MDAnalysis / mdanalysis

MDAnalysis is a Python library to analyze molecular dynamics simulations.
https://mdanalysis.org
Other
1.31k stars 650 forks source link

refactoring HydrogenBondAnalysis #2238

Closed orbeckst closed 4 years ago

orbeckst commented 5 years ago

Is your feature request related to a problem? Please describe. The analysis.hbonds.hbond_analysis.HydrogenBondAnalysis class is very useful and widely used but the code is messy and old and thus hard to maintain, to debug (see e.g. #1687), or to extend.

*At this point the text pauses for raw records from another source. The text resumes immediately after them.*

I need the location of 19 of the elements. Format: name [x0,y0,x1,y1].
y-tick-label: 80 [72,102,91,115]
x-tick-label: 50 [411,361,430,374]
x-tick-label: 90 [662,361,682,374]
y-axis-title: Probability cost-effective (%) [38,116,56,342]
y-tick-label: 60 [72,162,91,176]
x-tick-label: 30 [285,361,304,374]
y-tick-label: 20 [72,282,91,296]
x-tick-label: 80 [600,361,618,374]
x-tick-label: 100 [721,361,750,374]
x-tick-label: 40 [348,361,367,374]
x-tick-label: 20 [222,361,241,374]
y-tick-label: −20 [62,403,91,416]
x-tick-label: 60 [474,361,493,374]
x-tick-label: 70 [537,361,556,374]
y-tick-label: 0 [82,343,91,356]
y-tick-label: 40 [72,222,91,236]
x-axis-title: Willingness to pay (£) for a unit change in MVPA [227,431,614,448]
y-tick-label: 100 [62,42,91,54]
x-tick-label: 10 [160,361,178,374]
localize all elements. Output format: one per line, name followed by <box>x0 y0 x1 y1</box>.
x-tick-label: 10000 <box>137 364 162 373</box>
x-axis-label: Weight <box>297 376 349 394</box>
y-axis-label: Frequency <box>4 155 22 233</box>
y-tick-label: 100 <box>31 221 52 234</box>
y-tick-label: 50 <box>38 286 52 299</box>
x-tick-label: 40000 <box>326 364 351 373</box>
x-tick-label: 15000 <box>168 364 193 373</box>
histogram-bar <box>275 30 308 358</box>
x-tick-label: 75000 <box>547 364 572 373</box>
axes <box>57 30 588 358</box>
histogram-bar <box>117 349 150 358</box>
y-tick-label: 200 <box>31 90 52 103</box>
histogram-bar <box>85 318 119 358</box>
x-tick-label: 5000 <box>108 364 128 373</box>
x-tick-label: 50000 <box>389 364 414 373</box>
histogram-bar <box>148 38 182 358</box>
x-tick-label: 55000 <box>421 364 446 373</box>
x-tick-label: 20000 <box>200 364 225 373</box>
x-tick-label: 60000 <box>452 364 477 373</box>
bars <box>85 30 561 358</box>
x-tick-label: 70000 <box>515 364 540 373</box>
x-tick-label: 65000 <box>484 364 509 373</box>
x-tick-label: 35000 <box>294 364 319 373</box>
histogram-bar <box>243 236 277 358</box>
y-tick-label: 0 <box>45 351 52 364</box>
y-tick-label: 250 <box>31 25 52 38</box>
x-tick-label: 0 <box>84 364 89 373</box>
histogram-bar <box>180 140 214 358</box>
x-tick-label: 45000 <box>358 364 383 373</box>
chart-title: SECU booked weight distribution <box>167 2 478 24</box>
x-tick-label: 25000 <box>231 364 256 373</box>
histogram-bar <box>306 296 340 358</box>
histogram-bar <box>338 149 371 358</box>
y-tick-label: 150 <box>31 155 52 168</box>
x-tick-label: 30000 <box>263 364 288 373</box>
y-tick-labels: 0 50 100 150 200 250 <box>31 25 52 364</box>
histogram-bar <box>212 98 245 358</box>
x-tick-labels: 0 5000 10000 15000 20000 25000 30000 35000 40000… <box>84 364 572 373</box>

It also does _not follow the Analysis API_. Performance is also not stellar (e.g. does not use capped_distances())

Describe the solution you'd like Refactor/rewrite, ideally without breaking the API, which includes

The data structures should be clean, see #2177 for a discussion.

The class should implement the Analysis API ("Bauhaus") from #719.

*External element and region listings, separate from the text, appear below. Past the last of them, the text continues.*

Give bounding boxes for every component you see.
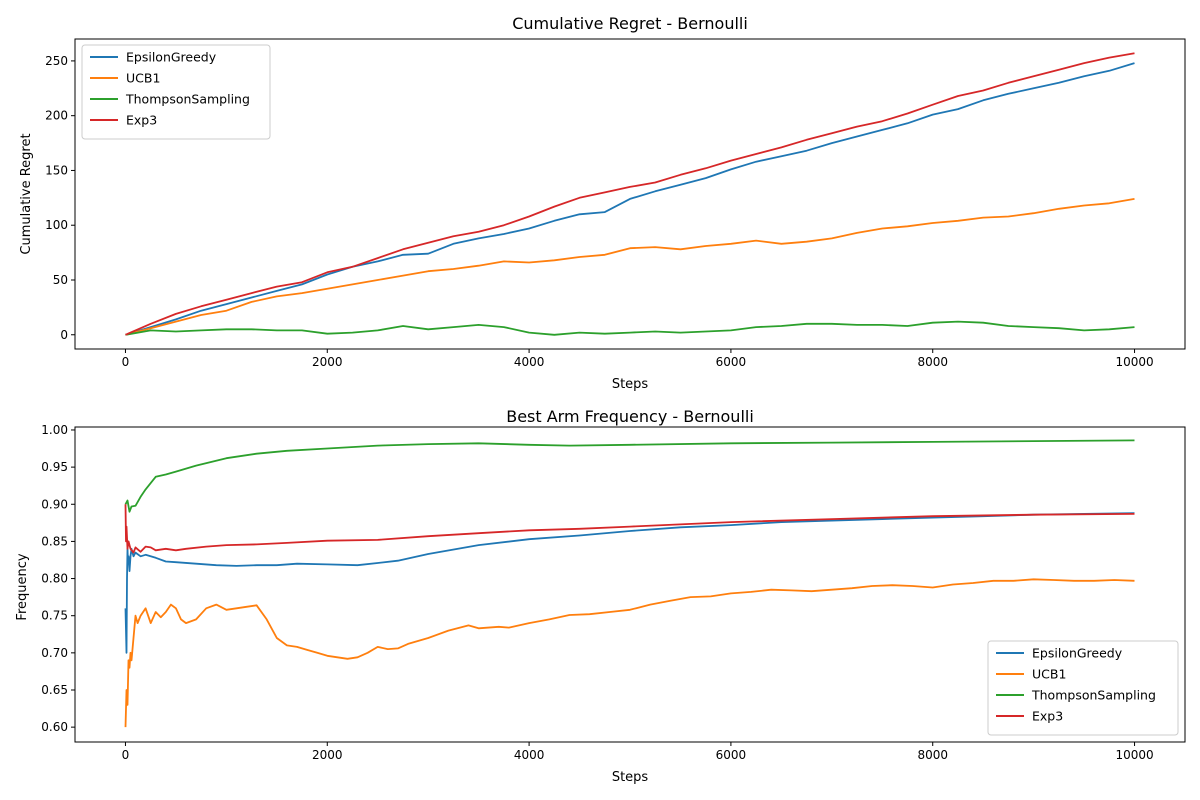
- x-tick-label: 6000: [716, 355, 747, 369]
- y-tick-label: 0.75: [41, 609, 68, 623]
- legend: EpsilonGreedy UCB1 ThompsonSampling Exp3: [81, 44, 271, 140]
- legend-label: ThompsonSampling: [1031, 688, 1156, 703]
- chart-title: Cumulative Regret - Bernoulli: [512, 14, 748, 33]
- y-tick-label: 150: [45, 163, 68, 177]
- x-tick-label: 2000: [312, 355, 343, 369]
- x-tick-label: 10000: [1115, 355, 1153, 369]
- y-tick-label: 0: [60, 328, 68, 342]
- series-layer: [125, 52, 1135, 336]
- x-tick-label: 0: [122, 355, 130, 369]
- series-line: [125, 198, 1135, 336]
- chart-title: Best Arm Frequency - Bernoulli: [506, 407, 754, 426]
- y-tick-label: 0.70: [41, 646, 68, 660]
- x-tick-label: 4000: [514, 748, 545, 762]
- y-tick-label: 0.60: [41, 720, 68, 734]
- x-tick-label: 8000: [917, 355, 948, 369]
- series-line: [124, 512, 1135, 654]
- y-tick-label: 0.90: [41, 497, 68, 511]
- x-tick-label: 0: [122, 748, 130, 762]
- legend: EpsilonGreedy UCB1 ThompsonSampling Exp3: [987, 640, 1179, 736]
- series-line: [124, 578, 1135, 728]
- x-axis-label: Steps: [612, 377, 649, 392]
- series-layer: [124, 439, 1135, 728]
- x-tick-label: 10000: [1115, 748, 1153, 762]
- subplot-cumulative-regret: Cumulative Regret - Bernoulli 0 2000 4000 6…: [19, 14, 1186, 392]
- legend-label: EpsilonGreedy: [126, 50, 217, 65]
- plot-frame: [74, 426, 1186, 743]
- legend-label: Exp3: [126, 113, 157, 128]
- y-ticks: 0.60 0.65 0.70 0.75 0.80 0.85 0.90 0.95 1.00: [41, 423, 75, 734]
- legend-box: [987, 640, 1179, 736]
- y-tick-label: 50: [53, 273, 68, 287]
- legend-label: Exp3: [1032, 709, 1063, 724]
- y-tick-label: 1.00: [41, 423, 68, 437]
- series-line: [125, 62, 1135, 336]
- x-axis-label: Steps: [612, 770, 649, 785]
- y-tick-label: 0.65: [41, 683, 68, 697]
- y-tick-label: 0.85: [41, 534, 68, 548]
- plot-frame: [74, 38, 1186, 350]
- x-ticks: 0 2000 4000 6000 8000 10000: [122, 742, 1154, 762]
- x-ticks: 0 2000 4000 6000 8000 10000: [122, 349, 1154, 369]
- y-tick-label: 100: [45, 218, 68, 232]
- y-ticks: 0 50 100 150 200 250: [45, 54, 75, 342]
- x-tick-label: 2000: [312, 748, 343, 762]
- y-tick-label: 250: [45, 54, 68, 68]
- y-axis-label: Frequency: [15, 553, 30, 620]
- series-line: [124, 439, 1135, 513]
- x-tick-label: 4000: [514, 355, 545, 369]
- y-tick-label: 0.95: [41, 460, 68, 474]
- legend-label: ThompsonSampling: [125, 92, 250, 107]
- series-line: [124, 504, 1135, 554]
- x-tick-label: 6000: [716, 748, 747, 762]
- series-line: [125, 52, 1135, 336]
- legend-label: EpsilonGreedy: [1032, 646, 1123, 661]
- y-tick-label: 200: [45, 109, 68, 123]
- legend-box: [81, 44, 271, 140]
- series-line: [125, 320, 1135, 336]
- legend-label: UCB1: [126, 71, 160, 86]
- legend-label: UCB1: [1032, 667, 1066, 682]
- y-axis-label: Cumulative Regret: [19, 133, 34, 254]
- subplot-best-arm-frequency: Best Arm Frequency - Bernoulli 0 2000 4000…: [15, 407, 1186, 785]
- y-tick-label: 0.80: [41, 572, 68, 586]
- x-tick-label: 8000: [917, 748, 948, 762]
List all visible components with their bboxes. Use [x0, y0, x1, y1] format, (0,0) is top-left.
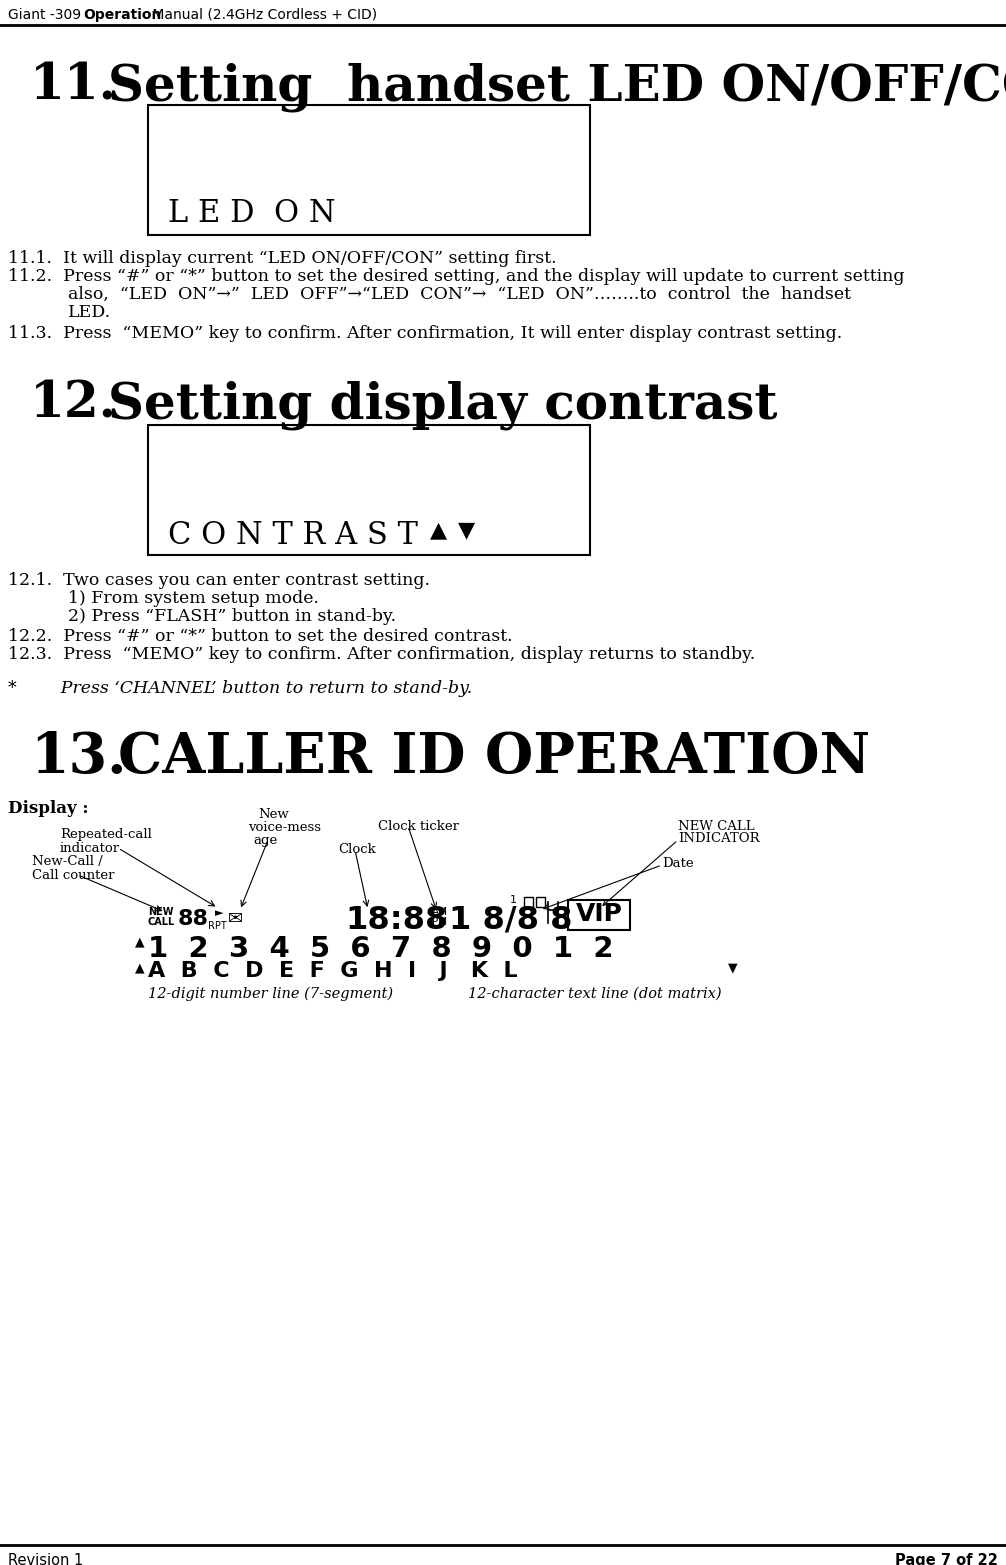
Text: CALL: CALL	[148, 917, 175, 926]
Text: voice-mess: voice-mess	[248, 822, 321, 834]
Text: C O N T R A S T: C O N T R A S T	[168, 520, 417, 551]
Text: Page 7 of 22: Page 7 of 22	[895, 1552, 998, 1565]
Text: 12.1.  Two cases you can enter contrast setting.: 12.1. Two cases you can enter contrast s…	[8, 571, 430, 588]
Bar	[148, 426, 590, 556]
Text: also,  “LED  ON”→”  LED  OFF”→“LED  CON”→  “LED  ON”……..to  control  the  handse: also, “LED ON”→” LED OFF”→“LED CON”→ “LE…	[68, 286, 851, 304]
Text: 13.: 13.	[30, 729, 127, 786]
Text: New: New	[258, 808, 289, 822]
Text: Manual (2.4GHz Cordless + CID): Manual (2.4GHz Cordless + CID)	[148, 8, 377, 22]
Text: 11.1.  It will display current “LED ON/OFF/CON” setting first.: 11.1. It will display current “LED ON/OF…	[8, 250, 556, 268]
Bar	[568, 900, 630, 930]
Text: indicator: indicator	[60, 842, 120, 854]
Text: New-Call /: New-Call /	[32, 854, 103, 869]
Text: ▼: ▼	[458, 520, 475, 540]
Text: Operation: Operation	[83, 8, 161, 22]
Bar	[524, 897, 533, 908]
Bar	[536, 897, 545, 908]
Text: 2) Press “FLASH” button in stand-by.: 2) Press “FLASH” button in stand-by.	[68, 607, 396, 624]
Text: Date: Date	[662, 858, 693, 870]
Text: Revision 1: Revision 1	[8, 1552, 83, 1565]
Text: 12-digit number line (7-segment): 12-digit number line (7-segment)	[148, 988, 393, 1002]
Text: INDICATOR: INDICATOR	[678, 833, 760, 845]
Text: Clock ticker: Clock ticker	[378, 820, 459, 833]
Text: Setting display contrast: Setting display contrast	[108, 380, 778, 429]
Text: Display :: Display :	[8, 800, 89, 817]
Text: ✉: ✉	[228, 909, 243, 928]
Text: *        Press ‘CHANNEL’ button to return to stand-by.: * Press ‘CHANNEL’ button to return to st…	[8, 681, 472, 696]
Text: Clock: Clock	[338, 844, 376, 856]
Text: VIP: VIP	[576, 901, 623, 926]
Text: age: age	[253, 834, 278, 847]
Text: 1  2  3  4  5  6  7  8  9  0  1  2: 1 2 3 4 5 6 7 8 9 0 1 2	[148, 934, 614, 962]
Text: 18:88: 18:88	[345, 905, 448, 936]
Text: ▲: ▲	[135, 961, 145, 973]
Text: NEW: NEW	[148, 908, 173, 917]
Text: 12.2.  Press “#” or “*” button to set the desired contrast.: 12.2. Press “#” or “*” button to set the…	[8, 628, 513, 645]
Text: NEW CALL: NEW CALL	[678, 820, 754, 833]
Text: 1 8/8 8: 1 8/8 8	[449, 905, 572, 936]
Text: ▲: ▲	[135, 934, 145, 948]
Text: 11.: 11.	[30, 63, 117, 111]
Text: Call counter: Call counter	[32, 869, 115, 883]
Text: 11.2.  Press “#” or “*” button to set the desired setting, and the display will : 11.2. Press “#” or “*” button to set the…	[8, 268, 904, 285]
Text: AM: AM	[432, 908, 448, 917]
Text: A  B  C  D  E  F  G  H  I   J   K  L: A B C D E F G H I J K L	[148, 961, 518, 981]
Text: 1) From system setup mode.: 1) From system setup mode.	[68, 590, 319, 607]
Text: Repeated-call: Repeated-call	[60, 828, 152, 840]
Text: ▲: ▲	[430, 520, 447, 540]
Text: 12.3.  Press  “MEMO” key to confirm. After confirmation, display returns to stan: 12.3. Press “MEMO” key to confirm. After…	[8, 646, 756, 664]
Text: Setting  handset LED ON/OFF/CON: Setting handset LED ON/OFF/CON	[108, 63, 1006, 111]
Text: L E D  O N: L E D O N	[168, 199, 336, 228]
Text: 88: 88	[178, 909, 209, 930]
Text: 12.: 12.	[30, 380, 117, 429]
Text: PM: PM	[432, 917, 447, 926]
Text: ►: ►	[215, 908, 223, 919]
Text: 11.3.  Press  “MEMO” key to confirm. After confirmation, It will enter display c: 11.3. Press “MEMO” key to confirm. After…	[8, 326, 842, 343]
Text: 12-character text line (dot matrix): 12-character text line (dot matrix)	[468, 988, 721, 1002]
Text: RPT: RPT	[208, 920, 226, 931]
Text: ▼: ▼	[728, 961, 737, 973]
Text: Giant -309: Giant -309	[8, 8, 90, 22]
Text: LED.: LED.	[68, 304, 111, 321]
Text: 1: 1	[510, 895, 517, 905]
Bar	[148, 105, 590, 235]
Text: CALLER ID OPERATION: CALLER ID OPERATION	[118, 729, 870, 786]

Describe alternatives you've considered

  1. Leave the old code in place. This has the advantage that all the users that have been using this piece of code heavily won't get their code broken... See @kain88-de 's https://github.com/MDAnalysis/mdanalysis/issues/2177#issuecomment-454917794

    Before you make any changes to the water bridge output please consider [HydrogenBondAnalysis] is a very widely used feature of MDAnalysis. It is the most frequently cited analysis in papers! I don’t have exact numbers but I looked at almost every paper this year citing MDAnalysis.

    Maybe we keep the old time series and add the improved version with a new name.

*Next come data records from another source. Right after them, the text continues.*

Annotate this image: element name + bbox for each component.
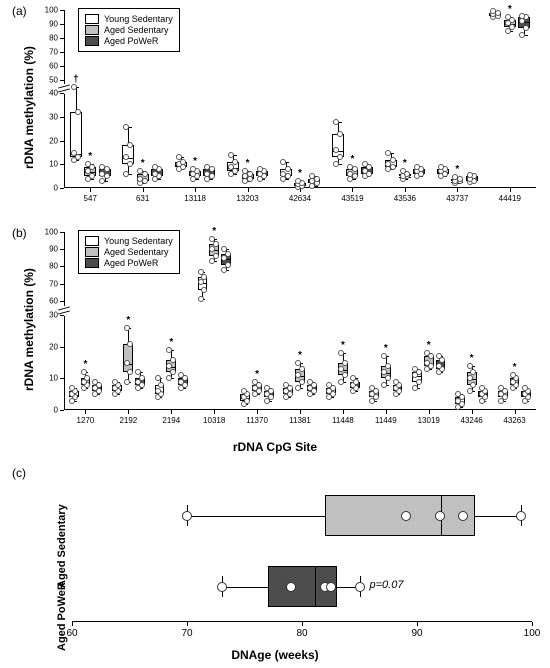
boxplot-box (123, 344, 133, 372)
significance-mark: † (73, 74, 79, 85)
significance-mark: * (298, 350, 302, 361)
significance-mark: * (246, 158, 250, 169)
significance-mark: * (513, 362, 517, 373)
ytick-label: 30 (49, 113, 58, 122)
ytick-label: 80 (49, 34, 58, 43)
xtick-label: 2194 (162, 416, 180, 425)
panel-c: (c) 60708090100p=0.07 DNAge (weeks) Aged… (8, 466, 542, 662)
xtick-label: 10318 (203, 416, 225, 425)
xtick-label: 11449 (375, 416, 397, 425)
xtick-label: 42634 (289, 194, 311, 203)
panel-c-xlabel: DNAge (weeks) (175, 648, 375, 662)
ycategory-label: Aged Sedentary (56, 504, 68, 588)
xtick-label: 70 (181, 628, 192, 639)
panel-b-ylabel: rDNA methylation (%) (22, 268, 36, 391)
xtick-label: 44419 (499, 194, 521, 203)
significance-mark: * (350, 154, 354, 165)
xtick-label: 11370 (246, 416, 268, 425)
ytick-label: 10 (49, 160, 58, 169)
significance-mark: * (470, 353, 474, 364)
panel-a-ylabel: rDNA methylation (%) (22, 46, 36, 169)
panel-c-label: (c) (12, 466, 26, 480)
chart-a: 0102030405060708090100547†*631*13118*132… (64, 10, 536, 188)
significance-mark: * (84, 359, 88, 370)
ytick-label: 70 (49, 279, 58, 288)
xtick-label: 43536 (394, 194, 416, 203)
ytick-label: 90 (49, 20, 58, 29)
xtick-label: 11381 (289, 416, 311, 425)
xtick-label: 13118 (184, 194, 206, 203)
xtick-label: 1270 (77, 416, 95, 425)
ytick-label: 30 (49, 311, 58, 320)
significance-mark: * (169, 337, 173, 348)
significance-mark: * (384, 343, 388, 354)
significance-mark: * (508, 4, 512, 15)
panel-b-xlabel: rDNA CpG Site (175, 440, 375, 454)
ytick-label: 80 (49, 262, 58, 271)
ytick-label: 70 (49, 48, 58, 57)
significance-mark: * (255, 369, 259, 380)
xtick-label: 43246 (461, 416, 483, 425)
ytick-label: 100 (45, 6, 58, 15)
pvalue-text: p=0.07 (370, 579, 404, 591)
ytick-label: 50 (49, 76, 58, 85)
ytick-label: 20 (49, 342, 58, 351)
significance-mark: * (212, 226, 216, 237)
xtick-label: 631 (136, 194, 149, 203)
significance-mark: * (126, 315, 130, 326)
ytick-label: 60 (49, 62, 58, 71)
panel-b: (b) rDNA methylation (%) Young Sedentary… (8, 226, 542, 454)
significance-mark: * (193, 156, 197, 167)
xtick-label: 11448 (332, 416, 354, 425)
xtick-label: 547 (84, 194, 97, 203)
significance-mark: * (341, 340, 345, 351)
panel-b-label: (b) (12, 226, 27, 240)
significance-mark: * (455, 164, 459, 175)
xtick-label: 2192 (119, 416, 137, 425)
xtick-label: 43263 (503, 416, 525, 425)
xtick-label: 90 (411, 628, 422, 639)
xtick-label: 13019 (418, 416, 440, 425)
ytick-label: 60 (49, 296, 58, 305)
xtick-label: 60 (66, 628, 77, 639)
ytick-label: 10 (49, 374, 58, 383)
significance-mark: * (298, 168, 302, 179)
panel-a: (a) rDNA methylation (%) Young Sedentary… (8, 4, 542, 214)
ytick-label: 40 (49, 89, 58, 98)
xtick-label: 100 (524, 628, 541, 639)
significance-mark: * (88, 151, 92, 162)
chart-b: 0102030607080901001270*2192*2194*10318*1… (64, 232, 536, 410)
xtick-label: 13203 (236, 194, 258, 203)
xtick-label: 43737 (446, 194, 468, 203)
xtick-label: 43519 (341, 194, 363, 203)
ytick-label: 20 (49, 136, 58, 145)
xtick-label: 80 (296, 628, 307, 639)
significance-mark: * (427, 340, 431, 351)
ycategory-label: Aged PoWeR (56, 582, 68, 651)
chart-c: 60708090100p=0.07 (72, 480, 532, 622)
ytick-label: 100 (45, 228, 58, 237)
significance-mark: * (141, 158, 145, 169)
ytick-label: 90 (49, 245, 58, 254)
significance-mark: * (403, 158, 407, 169)
ytick-label: 0 (54, 184, 58, 193)
panel-a-label: (a) (12, 4, 27, 18)
ytick-label: 0 (54, 406, 58, 415)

  2. Keep old version of the code and deprecated it for release 2.0 (!), i.e., keep it around forever in maintenance mode. Add the new module under a different name.

Current work

Currently there are two PRs with different solutions

orbeckst commented 5 years ago

@xiki-tempula you said about the new proposed HydrogenBondAnalysis (PR #2237 by @p-j-smith ) https://github.com/MDAnalysis/mdanalysis/pull/2237#issuecomment-480543288

The code looks really nice, the capped distance is a very neat way of finding the atoms compared with the old neighbour search. I will try to use capped_distance in the water bridge we well. I guess the only problem is that the interface and the outputs are very different from the previous one. Personally, I hate the original representation as well.

Do you think there is a way that you can build/refactor WaterBridgeAnalysis on the new class?

I think we are starting a discussion about what the API of a new HydrogenBondAnalysis ought to look like so things would likely change. But you would think that you could – in principle – work with the new class? And do you think that would actually have the time to do it if necessary?

xiki-tempula commented 5 years ago

@orbeckst I guess the major obstacle is the underlying data structure. In wba, the data is stored as a network to represent the nature of the water network, so the analysis part acts upon the underlying network data structure. The other though a bit trivial problem is the amount of redundancy removed by combing two classes. If expressed in simple pseudocode, hba works as

for frame in frames:
    find_hb(sele1, sele2)

whereas wba works as:

for frame in frames:
    find_hb(sele1, sele2)
    find_hb(sele1, water1)
    for water_no in number_of_water:
        find_hb(water[water_no], sele2)
        find_hb(water[water_no], water[water_no+1])

So the only common part is find_hb(sele1, sele2), which is only 3 lines in the current PR.

orbeckst commented 5 years ago

Update:

  1. We want to go ahead with developing @p-j-smith and @bieniekmateusz 's new implementation PR #2237 as the new version of hydrogen bond analysis.
  2. The new version will live in MDAnalysis.analysis.hydrogenbonds.hbond_analysis so that we can keep the old version in MDAnalysis.analysis.hbonds.hbond_analysis and slowly move it into deprecated and legacy status (by 1.0?).
  3. The new version does not have to be fully API compatible with the old version (because we are keeping the old one).
  4. We will keep the widely used hbonds.hbond_analysis around for a while (with its tests) but won't continue developing it and will strive to replace it with the new version within MDAnalysis (e.g., for WaterBridgeAnalysis, PR #2087).
xiki-tempula commented 5 years ago

The PR #2087 is fully compatible with the old hbond_analysis and has passed all the test. I wonder if it is possible to review the PR, please? Thank you.

orbeckst commented 5 years ago

See my https://github.com/MDAnalysis/mdanalysis/pull/2087#issuecomment-516939512.

lilyminium commented 4 years ago

As part of this waterdynamics.HydrogenBondLifetimes should be refactored to use hydrogenbonds.HydrogenBondAnalysis and/or turned into a subclass. Edit: #2547

orbeckst commented 4 years ago

This issue was fixed by PR #2237.

Anything else can go into their own issues.